どぢらも万葉の森に自生しています。万葉人は食べられるヤマノイモを選ばないでトコロ(万葉名・ところづら)を選んだのでしょう。どちらもやまいも科の植物ですが、ヤマノイモ、ナガイモは葉が対生、トコロの仲間はいずれも葉が互生で見分けることができます。葉の形でも見分けられます。筆者が子どもの頃、茎が肥大し横にのびるトコロを掘りやすいので、ヤマノイモと間違えて持ち帰って祖母に教えられたことを思い出します。

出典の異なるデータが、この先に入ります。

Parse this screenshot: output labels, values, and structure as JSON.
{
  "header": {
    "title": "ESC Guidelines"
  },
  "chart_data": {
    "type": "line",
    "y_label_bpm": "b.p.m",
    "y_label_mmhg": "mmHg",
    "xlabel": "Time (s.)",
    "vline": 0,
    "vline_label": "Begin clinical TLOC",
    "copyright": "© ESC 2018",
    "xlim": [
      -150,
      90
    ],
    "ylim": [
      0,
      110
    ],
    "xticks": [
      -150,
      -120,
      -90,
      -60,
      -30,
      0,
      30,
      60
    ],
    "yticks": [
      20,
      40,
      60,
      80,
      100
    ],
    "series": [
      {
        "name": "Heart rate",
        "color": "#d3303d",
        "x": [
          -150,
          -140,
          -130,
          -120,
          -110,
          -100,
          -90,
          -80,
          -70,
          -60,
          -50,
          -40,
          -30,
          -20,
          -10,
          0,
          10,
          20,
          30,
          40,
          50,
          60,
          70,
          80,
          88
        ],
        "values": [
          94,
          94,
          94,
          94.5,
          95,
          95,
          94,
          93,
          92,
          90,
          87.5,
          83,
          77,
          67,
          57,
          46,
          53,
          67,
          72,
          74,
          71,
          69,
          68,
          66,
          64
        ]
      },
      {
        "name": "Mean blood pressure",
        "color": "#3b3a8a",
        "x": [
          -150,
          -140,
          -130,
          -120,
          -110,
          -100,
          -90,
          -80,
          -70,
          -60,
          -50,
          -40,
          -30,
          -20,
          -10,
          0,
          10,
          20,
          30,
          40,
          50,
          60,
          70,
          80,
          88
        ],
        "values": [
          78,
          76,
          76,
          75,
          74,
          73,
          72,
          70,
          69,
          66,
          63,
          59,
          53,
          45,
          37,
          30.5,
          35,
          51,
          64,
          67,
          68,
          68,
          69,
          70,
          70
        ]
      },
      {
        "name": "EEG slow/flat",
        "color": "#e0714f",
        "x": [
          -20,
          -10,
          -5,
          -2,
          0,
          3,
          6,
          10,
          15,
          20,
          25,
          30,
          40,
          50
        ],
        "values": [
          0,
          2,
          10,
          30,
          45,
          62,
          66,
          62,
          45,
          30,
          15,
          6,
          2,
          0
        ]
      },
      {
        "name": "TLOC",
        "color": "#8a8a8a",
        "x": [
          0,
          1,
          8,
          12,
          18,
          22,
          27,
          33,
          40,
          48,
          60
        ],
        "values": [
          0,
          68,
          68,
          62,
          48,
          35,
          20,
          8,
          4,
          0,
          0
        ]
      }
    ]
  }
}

「万葉の森」(26)にトコロの記事はありますのでご覧ください。

万葉の池の水生植物たち

アサザは万葉名あざさで、県内でも松山市、大洲市、御荘町の三か所しか自生地は見つかっていません。万葉の池で一番弱っているのはアサザです。魚がいる時は魚に、バッタのいる時はバッタに食べられて見るに忍びない状態です。一番強いのはツルヨシでいくら切り込んでも大丈夫です。次に強いのは万葉植物ではないブラジル産のウォーターポピーです。魚も虫も食べようとしません。万葉の池には不向きの水草です。水面に葉を浮かべるデンジソウ、ヒルムシロ、ヒシなどは健在、かやつりぐさ科のサンカクイ、クログワイ、フトイなどは五〇センチから一五〇センチに生長し、池の中心になっていますが、強風に遭うと植木鉢のまま倒れることがあります。万葉名ぬなはと呼ばれるジュンサイは栽培不可能のようです。自生地は桜井孫兵衛作の池ですが、冷たい底水、水深五〇センチ以上の水があるような池でないと育たないようです。